2.8Le 7 mars 2001, le tribunal municipal de Tachkent a condamné l’oncle de l’auteur à une peine d’emprisonnement de neuf ans. Selon l’auteur, la condamnation de son oncle était infondée et sa culpabilité n’a pas été prouvée. La condamnation reposait en partie sur des déclarations de témoins obtenues illégalement, notamment sous la contrainte. L’auteur affirme que le tribunal a rejeté tous les griefs présentés au procès sans justifier suffisamment ce rejet, ou les a tout simplement ignorés. Elle ajoute qu’aucune expertise économique n’a été réalisée par un spécialiste. En outre, son oncle n’a reçu une copie du jugement que quarante jours après le prononcé alors que, selon la loi, il aurait dû la recevoir dans les dix jours. L’auteur affirme qu’en raison de ce retard son oncle n’a pas pu faire appel dans les délais prescrits.

2.9L’auteur affirme que son père a fait l’objet d’enquêtes dans le cadre de 22 affaires pénales impliquant 300 autres personnes, toutes accusées de vol aggravé et d’autres infractions. Ni les enquêteurs, ni les tribunaux n’ont ordonné la réalisation par un spécialiste d’une expertise économique pour justifier ou expliquer la disparition du blé manquant et évaluer l’exactitude du système de distribution des céréales provenant des réserves de l’État. L’auteur affirme que son père et sa famille ont tous été victimes d’une machination organisée par de hauts fonctionnaires soucieux de ne pas voir leur propre responsabilité engagée dans les irrégularités de gestion commises dans le secteur du pain en Ouzbékistan. L’auteur affirme que les poursuites pénales engagées contre sa famille étaient arbitraires et reposaient sur des preuves insuffisantes.

Teneur de la plainte

3.L’auteur affirme que les faits présentés constituent une violation des droits qu’elle-même, son père, son frère et son oncle tiennent des articles 2, 7, 9, 10, 11, 19 et 26 du Pacte. Les griefs relatifs au parti pris des autorités dans les enquêtes pénales concernant les membres de sa famille et dans le procès de son oncle soulèvent également des questions au regard de l’article 14, bien que l’auteur n’invoque pas explicitement cette disposition dans sa lettre initiale.

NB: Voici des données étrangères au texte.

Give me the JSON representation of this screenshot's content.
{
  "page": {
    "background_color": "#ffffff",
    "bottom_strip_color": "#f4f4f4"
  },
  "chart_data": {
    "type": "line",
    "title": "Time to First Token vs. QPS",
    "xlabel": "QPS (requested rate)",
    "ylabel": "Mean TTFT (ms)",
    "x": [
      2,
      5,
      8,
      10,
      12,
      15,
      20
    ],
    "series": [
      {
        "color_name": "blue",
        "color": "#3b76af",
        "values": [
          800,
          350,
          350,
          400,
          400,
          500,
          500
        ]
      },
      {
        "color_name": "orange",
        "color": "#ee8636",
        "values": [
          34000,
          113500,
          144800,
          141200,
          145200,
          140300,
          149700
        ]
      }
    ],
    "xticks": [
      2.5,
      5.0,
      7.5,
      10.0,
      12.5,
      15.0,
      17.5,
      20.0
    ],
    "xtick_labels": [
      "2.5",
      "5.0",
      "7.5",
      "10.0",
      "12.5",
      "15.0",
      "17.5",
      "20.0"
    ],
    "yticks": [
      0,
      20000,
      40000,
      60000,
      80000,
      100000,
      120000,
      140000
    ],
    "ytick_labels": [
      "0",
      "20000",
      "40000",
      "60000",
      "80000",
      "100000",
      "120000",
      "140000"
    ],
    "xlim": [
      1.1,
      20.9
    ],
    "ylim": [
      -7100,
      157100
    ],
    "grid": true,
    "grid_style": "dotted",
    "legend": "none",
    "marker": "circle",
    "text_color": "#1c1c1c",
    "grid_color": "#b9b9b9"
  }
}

Observations de l’État partie sur la recevabilité et sur le fond

4.1L’État partie a présenté ses observations dans une note verbale datée du 31 juillet 2007. Il explique que B., qui était alors Président du conseil d’administration de l’entreprise publique par actions Uzdonmahsulot, a formé une association de malfaiteurs avec son fils et d’autres personnes. D., falsifiant la signature de membres du personnel de la filiale Uch Qahramon, a privatisé celle-ci, causant à l’État, selon l’estimation du Comité d’administration des biens publics, un dommage équivalent à 34 235 459 soms. D. et C. sont ainsi devenus les nouveaux propriétaires officiels de la société qui a été renommée Uch Qahramon Ltd.

4.2L’État partie affirme que, par la suite, A. agissant d’entente avec son adjoint, a indûment autorisé la livraison d’importantes quantités de farine à Uch Qahramon Ltd. au détriment des autres producteurs de pain ouzbeks.

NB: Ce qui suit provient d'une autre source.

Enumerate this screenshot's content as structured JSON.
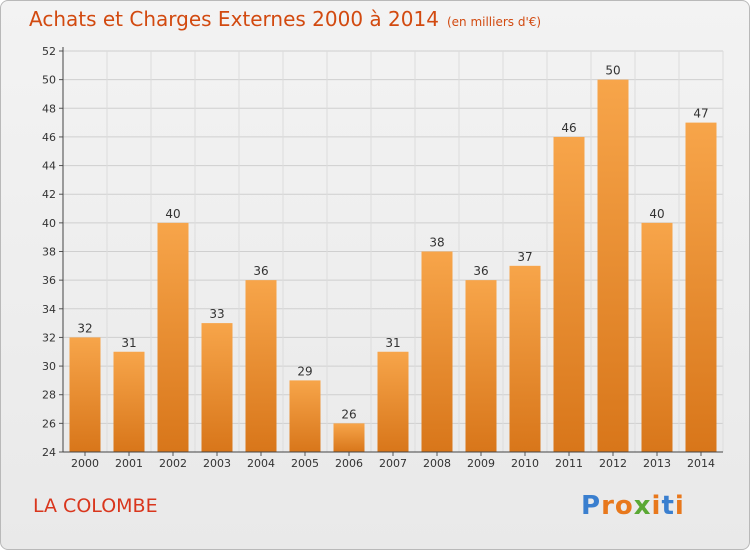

4.3L’État partie affirme que sous la pression et sous la supervision de son père, l’auteur de la communication, qui travaillait pour la société NZI, a conclu plusieurs contrats avec des sociétés de l’entreprise publique Uzdonmahsulot concernant l’achat par paiement anticipé de sacs en polypropylène, ce qui a engendré d’importantes pertes (150 780 300 soms).

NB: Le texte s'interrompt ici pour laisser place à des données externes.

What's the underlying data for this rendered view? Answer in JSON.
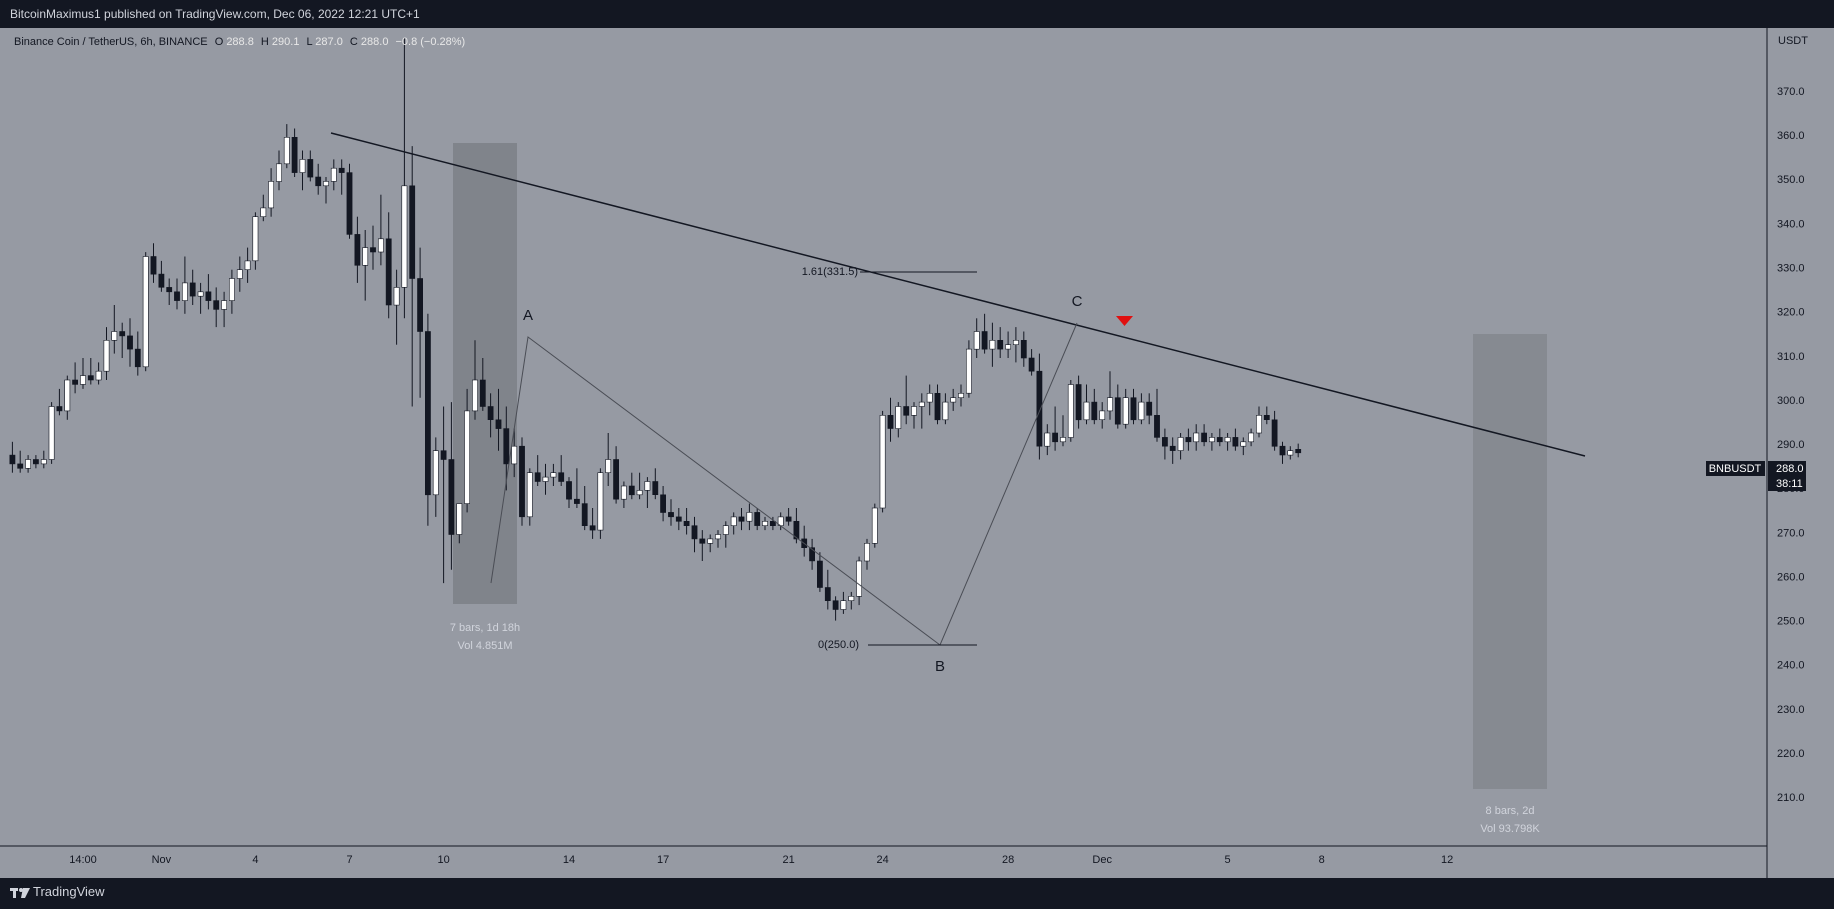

4.4L’État partie affirme en outre qu’en 1997 le père de l’auteur a créé sous le nom d’une amie une coentreprise appelée Yangi zamon. Entre 1997 et 2000, B. a formé une entente criminelle avec des amis proches et a transféré à cette coentreprise la propriété de 10 sociétés appartenant à l’entreprise d’État Uzdonmahsulot (pour une valeur de 13 499 300 dollars). Il a donc commis une fraude et a illégalement acquis des biens publics.

4.5Entre 1998 et 2000, A. a également transféré sur différents comptes bancaires le revenu provenant de la vente des produits de 10 boulangeries appartenant à la coentreprise Yangi zamon et ces fonds ont été utilisés pour acquérir des matières premières qui ont été revendues par la suite; l’argent a été détourné au moyen de faux documents.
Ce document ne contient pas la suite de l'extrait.